His kids are used to a dad who spends no time with them so of course they go off and do their own thing.

Childre · 01/02/2023 21:17

Mirabai · 01/02/2023 21:07

His schedule this week was: out every night Mon-Fri, only footie was cancelled on Thurs. OP says they out together Fri and Sat and he watches footie on Sunday. The kids only with him 50:50 anyway.

His kids are used to a dad who spends no time with them so of course they go off and do their own thing.

His schedule this week was different to the norm, there was also a leaving do.

99% of teenagers go off and do their own thing. I dont know a teenager that sits and chills with parents each night, do you?

Jimboscott0115 · 01/02/2023 21:21

I don't see playing football twice in a week as an issue - it's the same as going to the gym.. but, doing it and a night out when he's got the kids is a dick move!

On the other weeks, playing football twice is normal - it's his hobby but I'd expect when he has the kids, he'd drop one of these to make sure he spent time with them. The night out.. unless it was someone very close then quite frankly saying you can't go because you've got the kids is a perfectly normal reason for missing nights out.

What are weekends like? Do you spend lots of time together?

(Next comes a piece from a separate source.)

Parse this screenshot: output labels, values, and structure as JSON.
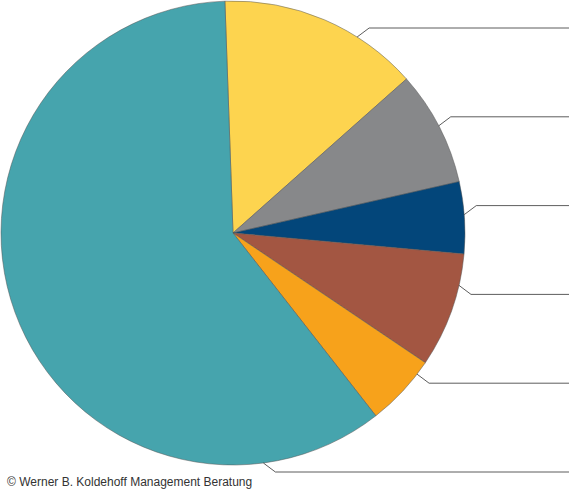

If so then using this week for example you'll have Monday, Friday, Saturday and Sunday doing things together which is actually ok.. but like you've alluded to, this week he has been a lazy shit, particularly when it comes to the kids and you questioning this doesn't make you controlling at all.

Overall, he sounds like a bit of a shit dad at the very least. His reaction to your questioning makes it pretty obvious he wants to have full say in everything he does and you and his kids have to fit around him. He needs to grow up.

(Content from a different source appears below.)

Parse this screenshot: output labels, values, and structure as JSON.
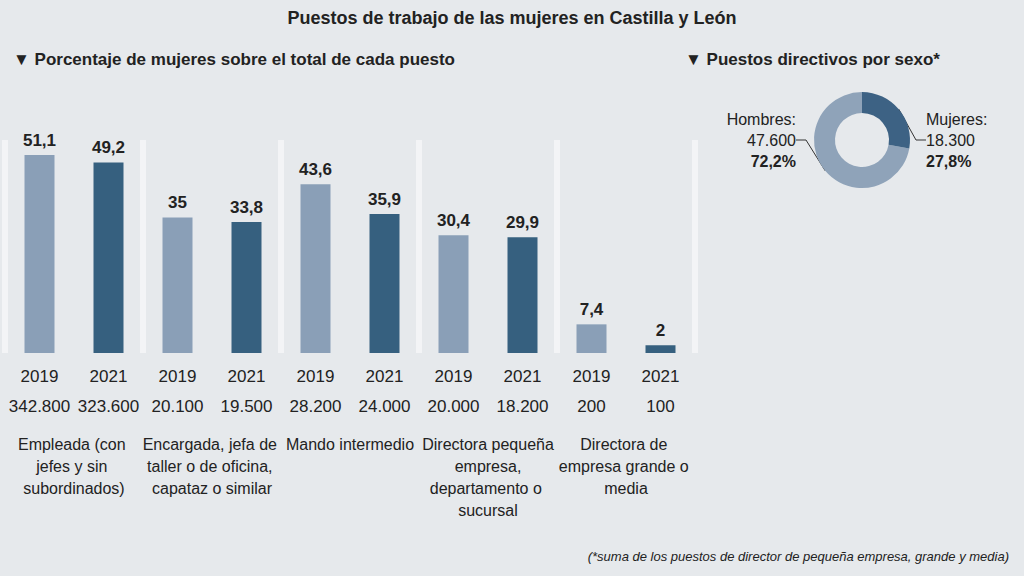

rwalker · 01/02/2023 21:26

So from your posts
he does 1/2 house work
sorts his kids doesn’t dump that on you
not tight with money
plays football twice a week and normally home 9/9.30
1 mid week night out with friends

he’s had a busy week this week socially with leaving do and you’ve kicked off

tbh I don’t think he’s particularly wrong

TheShellBeach · 01/02/2023 21:27

You only have his word for it that his ex was controlling. I bet it isn't true. And now he's accusing you of the same thing!
I have to say that he doesn't sound very nice.
Maybe you need to rethink spending the rest of your life with him.

Mirabai · 01/02/2023 21:30

Childre · 01/02/2023 21:17

His schedule this week was different to the norm, there was also a leaving do.

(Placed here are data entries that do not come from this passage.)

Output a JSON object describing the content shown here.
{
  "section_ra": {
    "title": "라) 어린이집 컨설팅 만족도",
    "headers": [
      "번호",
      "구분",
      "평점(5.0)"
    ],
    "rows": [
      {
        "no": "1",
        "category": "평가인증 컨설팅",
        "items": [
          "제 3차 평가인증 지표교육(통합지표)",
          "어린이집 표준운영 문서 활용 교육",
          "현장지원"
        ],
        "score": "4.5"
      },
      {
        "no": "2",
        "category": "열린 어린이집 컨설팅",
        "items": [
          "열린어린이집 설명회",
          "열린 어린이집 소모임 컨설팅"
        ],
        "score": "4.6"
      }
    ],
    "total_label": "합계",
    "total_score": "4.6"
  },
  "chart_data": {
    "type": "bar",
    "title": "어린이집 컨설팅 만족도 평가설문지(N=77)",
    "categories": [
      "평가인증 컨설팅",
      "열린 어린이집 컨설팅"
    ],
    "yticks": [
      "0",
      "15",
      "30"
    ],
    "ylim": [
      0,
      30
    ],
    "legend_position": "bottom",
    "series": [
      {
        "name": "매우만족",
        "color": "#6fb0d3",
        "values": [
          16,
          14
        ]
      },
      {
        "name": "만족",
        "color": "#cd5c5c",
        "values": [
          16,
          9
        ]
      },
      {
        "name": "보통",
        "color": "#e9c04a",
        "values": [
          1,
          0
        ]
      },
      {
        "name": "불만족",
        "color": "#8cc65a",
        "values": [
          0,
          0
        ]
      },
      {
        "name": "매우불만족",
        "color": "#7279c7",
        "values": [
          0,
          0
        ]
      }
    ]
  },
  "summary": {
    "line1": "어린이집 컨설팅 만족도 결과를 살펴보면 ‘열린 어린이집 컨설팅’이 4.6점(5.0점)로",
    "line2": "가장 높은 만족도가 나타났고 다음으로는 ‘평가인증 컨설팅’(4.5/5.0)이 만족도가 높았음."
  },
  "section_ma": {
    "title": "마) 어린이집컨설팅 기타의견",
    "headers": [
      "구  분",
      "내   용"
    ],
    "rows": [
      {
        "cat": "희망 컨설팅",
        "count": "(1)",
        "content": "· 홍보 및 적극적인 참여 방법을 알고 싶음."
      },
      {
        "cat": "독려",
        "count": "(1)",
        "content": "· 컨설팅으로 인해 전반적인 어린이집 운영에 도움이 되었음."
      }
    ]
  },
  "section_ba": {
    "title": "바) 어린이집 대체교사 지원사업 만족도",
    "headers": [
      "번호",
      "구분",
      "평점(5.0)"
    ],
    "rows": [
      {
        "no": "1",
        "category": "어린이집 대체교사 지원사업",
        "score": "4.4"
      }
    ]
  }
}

99% of teenagers go off and do their own thing. I dont know a teenager that sits and chills with parents each night, do you?

He normally plays football twice a week and goes out with his friends once a week. That’s 3 week nights and he only has them 50%. OP and he go out together on weekends.

OP says she feels like he never wants to be home. If she’s got the message, his kids will have too.

Teens go off and do their own thing but they still spend time with their parents, even if it’s just meal times, watching films, or engaging in a sport/interest together. There’s still so much parenting to be done in those years.

I had friends as teenagers whose parents fucked off out, and they’re not stupid they know the parent cba. It’s not that they can’t cope alone, it’s just it would be nice to have an engaged parent.

whataboutsecondbreakfast · 01/02/2023 21:31

Because she’s home he can fuck off out without thinking who’s going to cook for them or help with homework etc, or any adult interaction.

They're 15 and 17 years old. They can cook for themselves and do their homework without someone standing over them every night. OP says he's normally home by 9pm anyway so that's at least 2-3 hours they can spend together if they like before bed anyway.

This week he was out Monday, Tues, Wed, was supposed to be out Thurs but it was cancelled and they’re going out together Friday.

This week is a one-off because of a leaving do. Three nights to do your own thing as a parent of older teens is pretty normal to me.

OP can go out if she wants to but he’s still treating his kids like he’s treating her.

Well, then she can leave if she's not happy, but there's nothing in any of her posts that suggests the children are unhappy with the arrangement. She's complaining because he doesn't want to stay home with her.